Grobe, the landlord of the Silver Cricket, only rolled his eyes when John informed him that this was his wife (“Oh, aye, right …”), but shrugged at her offer of help. “Long as I've got cups to put the ale in when I need 'em, you can split the leavings with whom you choose. We're near out of punch, though—”

“I'll get some started.”

“I'll get some started,” corrected Jenny, who had experience with John's erratic attention span when it came to cooking. She found a scarf and tied it over her head: Gnomish trousers were disregarded among farm women, but a woman with her head uncovered would get unwelcome stares. “You bring me in some kindling.” As Grobe's wife had quite enough to do serving in the ordinary itself, Jenny was welcome in the kitchen, carving slices from the roast on the blackened stone hearth and loading platters with ducks, poults, beef, and fish stew. “I've missed you,” she said, meeting John in the scullery door with a basket of dirty ale-mugs on her hip. “John, I never—”

He put a hand on her shoulder and looked down into her eyes. “Another apology and I'll beat you.” He drew her to him again, kissed her, his mouth tasting of honey mulled with cinnamon. “If we start in like that we'll both be sayin' we're sorry for the rest of the night, if not the rest of our lives—or I will be, anyway. Ian's all right, you know. He was doin' better when I rode out—”

“I've seen him. We rode together to Eldsbouch—”

“We've got three wanting duck,” called out Mistress Gowla through the kitchen door, and John took the ale-cups and disappeared into the scullery while Jenny went to serve up scorched birds and plum sauce.
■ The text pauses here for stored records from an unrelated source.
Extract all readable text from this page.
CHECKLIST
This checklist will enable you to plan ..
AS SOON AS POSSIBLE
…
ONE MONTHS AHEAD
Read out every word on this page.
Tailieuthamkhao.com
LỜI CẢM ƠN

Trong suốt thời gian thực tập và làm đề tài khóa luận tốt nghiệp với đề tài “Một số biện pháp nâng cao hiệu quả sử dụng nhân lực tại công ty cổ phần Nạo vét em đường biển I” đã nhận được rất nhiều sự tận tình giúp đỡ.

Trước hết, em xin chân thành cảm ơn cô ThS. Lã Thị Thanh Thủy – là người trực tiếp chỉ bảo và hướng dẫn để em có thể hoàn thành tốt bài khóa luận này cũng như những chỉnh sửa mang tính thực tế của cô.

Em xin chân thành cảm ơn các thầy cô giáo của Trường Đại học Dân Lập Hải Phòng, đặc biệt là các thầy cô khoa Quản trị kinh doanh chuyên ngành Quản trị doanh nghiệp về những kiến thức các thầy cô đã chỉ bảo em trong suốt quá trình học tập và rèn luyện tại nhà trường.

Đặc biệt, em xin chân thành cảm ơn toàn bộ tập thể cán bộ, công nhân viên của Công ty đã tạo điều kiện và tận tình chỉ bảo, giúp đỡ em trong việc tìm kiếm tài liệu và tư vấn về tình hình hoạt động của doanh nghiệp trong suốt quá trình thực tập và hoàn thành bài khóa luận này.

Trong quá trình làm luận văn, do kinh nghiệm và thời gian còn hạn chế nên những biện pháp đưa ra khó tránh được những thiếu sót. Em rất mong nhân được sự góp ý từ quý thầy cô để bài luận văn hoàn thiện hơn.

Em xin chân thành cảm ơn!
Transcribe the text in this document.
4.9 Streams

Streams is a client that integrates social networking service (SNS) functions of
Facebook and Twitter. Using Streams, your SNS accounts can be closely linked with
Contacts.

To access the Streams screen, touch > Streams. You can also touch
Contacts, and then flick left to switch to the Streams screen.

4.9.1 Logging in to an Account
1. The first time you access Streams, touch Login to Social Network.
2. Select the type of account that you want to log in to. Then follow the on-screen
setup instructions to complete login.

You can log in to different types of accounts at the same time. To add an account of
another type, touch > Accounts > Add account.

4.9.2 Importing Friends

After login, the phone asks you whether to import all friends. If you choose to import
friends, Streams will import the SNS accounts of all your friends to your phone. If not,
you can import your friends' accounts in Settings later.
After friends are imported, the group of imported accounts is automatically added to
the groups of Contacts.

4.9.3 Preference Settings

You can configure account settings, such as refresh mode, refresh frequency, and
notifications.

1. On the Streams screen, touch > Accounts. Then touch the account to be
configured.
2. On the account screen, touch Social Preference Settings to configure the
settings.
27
Only when the supper customers were done and Grobe brought in the last of the platters (“What with the killings in the streets, there's not many will walk after dark.”) were John and Jenny able to retreat to a corner of the kitchen for a meal of meat drippings and bread pudding, honey and ale, the dogs watching every bite with mournful intensity from the warmth of the hearth. “I told Gar to meet me at moonrise, where the east road runs into the trees.” John poured out ale for them both from a boiled leather pitcher. Whatever Mistress Gowla's virtues as a homemaker, Jenny reflected, as an alewife she left a great deal to be desired: The brew was muddy and cloyingly sweet. No wonder the place hadn't many customers once dinner was done. “I don't know if he will. He's that set on not ‘deserting’ the baby Trey's carryin'.… God's granny knows what we'll do about that, because you know it's a demon.”